1. A method for deferred command issuing in a computer system with one or multi special purpose operating with a device driver running on one or multiple central processors, the method comprising:

issuing a first command with a first event tag by the peripheral device driver;

generating a second command for a first peripheral processor by the peripheral device driver following the issuing of the first command;

storing the second command awaiting for the first event tag being returned;

and issuing the second command when the first event tag is returned.

2. The method of claim 1, wherein storing the second command further includes storing the second command in a buffer associated with the first processor.

3. The method of claim 2, further comprising:

generating a third command for a second processor; and

storing the third command in a buffer associated there with.

4. The method of claim 3, wherein the buffers associated with the first and second processors are different.

5. The method of claim 1, further comprising checking whether the generated second command relates to the first command requiring the first event tag to return before the second command is being issued.

6. The method of claim 5, wherein checking further includes:

checking whether the first event tag has returned; and

checking whether the first event tag is outstanding if it is not yet returned and if it relates to the second command.

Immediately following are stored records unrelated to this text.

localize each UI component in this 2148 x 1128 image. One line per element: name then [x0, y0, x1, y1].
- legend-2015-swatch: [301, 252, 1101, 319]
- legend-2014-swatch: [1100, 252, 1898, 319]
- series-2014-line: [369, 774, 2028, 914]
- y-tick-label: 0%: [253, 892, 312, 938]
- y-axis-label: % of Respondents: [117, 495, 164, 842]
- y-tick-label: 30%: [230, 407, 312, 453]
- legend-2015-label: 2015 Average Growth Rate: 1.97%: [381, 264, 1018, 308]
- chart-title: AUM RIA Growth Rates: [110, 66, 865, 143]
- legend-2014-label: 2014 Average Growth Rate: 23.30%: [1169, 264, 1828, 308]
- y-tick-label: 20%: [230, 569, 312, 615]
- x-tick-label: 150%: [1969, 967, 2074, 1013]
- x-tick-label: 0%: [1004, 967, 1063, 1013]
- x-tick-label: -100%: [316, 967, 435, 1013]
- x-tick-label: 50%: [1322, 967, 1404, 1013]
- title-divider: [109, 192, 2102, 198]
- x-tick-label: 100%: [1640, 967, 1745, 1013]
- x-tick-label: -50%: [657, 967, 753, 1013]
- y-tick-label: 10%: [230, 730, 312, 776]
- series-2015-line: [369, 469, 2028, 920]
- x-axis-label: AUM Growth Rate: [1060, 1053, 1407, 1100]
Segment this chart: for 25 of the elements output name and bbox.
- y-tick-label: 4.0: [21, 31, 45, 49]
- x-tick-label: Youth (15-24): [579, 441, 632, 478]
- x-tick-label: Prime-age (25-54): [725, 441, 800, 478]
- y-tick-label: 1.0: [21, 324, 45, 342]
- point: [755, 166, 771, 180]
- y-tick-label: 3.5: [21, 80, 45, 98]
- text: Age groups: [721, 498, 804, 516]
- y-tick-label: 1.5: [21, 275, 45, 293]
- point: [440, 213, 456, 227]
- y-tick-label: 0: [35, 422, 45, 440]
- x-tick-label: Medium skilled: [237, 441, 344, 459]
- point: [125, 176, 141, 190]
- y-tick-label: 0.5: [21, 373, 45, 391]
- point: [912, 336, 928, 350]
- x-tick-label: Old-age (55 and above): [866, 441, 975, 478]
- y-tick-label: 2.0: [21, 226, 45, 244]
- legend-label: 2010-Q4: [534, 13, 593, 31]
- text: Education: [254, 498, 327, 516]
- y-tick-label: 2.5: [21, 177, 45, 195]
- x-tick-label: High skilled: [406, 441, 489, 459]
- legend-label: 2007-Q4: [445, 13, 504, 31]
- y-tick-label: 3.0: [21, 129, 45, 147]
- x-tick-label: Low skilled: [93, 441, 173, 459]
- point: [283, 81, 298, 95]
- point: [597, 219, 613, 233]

7. The method of claim 6, wherein checking whether the first event tag has returned is performed after the generating the second command.

8. The method of claim 6, wherein checking whether the first event tag has returned is performed prior to the generating the second command.

9. A method for deferred command issuing in a computer system with multiple graphics processors operating with a graphics driver embedded in a multi-threaded central processor, the method comprising:

issuing a first command with a first event tag by the graphics driver;

generating a second command to a first processor of the computer system by the graphics driver following the issuing of the first command;

storing the second command awaiting for the first event tag is returned; and

issuing the second command when the first event tag is returned.

10. The method of claim 9, wherein storing the second command further includes storing the second command in a buffer associated with the first processor.

11. The method of claim 10, further comprising:

generating a third command to a second processor; and

storing the third command in a buffer associated there with.

12. The method of claim 11, wherein the buffers associated with the first and second processors are different.

13. The method of claim 9, further comprises checking whether the generated second command needs to wait for the first event tag to return.

14. The method of claim 13, wherein the checking further includes:

checking whether the first event tag has returned; and

checking whether the first event tag is outstanding if it has not returned.

15. The method of claim 14, wherein checking whether the first event tag has returned is performed after the generating the second command.

16. The method of claim 14, wherein checking whether the first event tag has returned is performed prior to the generating the second command.

17. A system for supporting deferred command issuing in an advanced computer system, the system comprising:

a multi-threaded central processing unit (CPU);

a graphics subsystem with multiple graphics processing units;

at least one command buffer for storing commands and associated event-tags; and

a graphics driver embedded in the CPU for generating commands to be stored in the command buffers, assigning event-tags when synchronizations are needed, controlling command issuing and monitoring event-tag returns.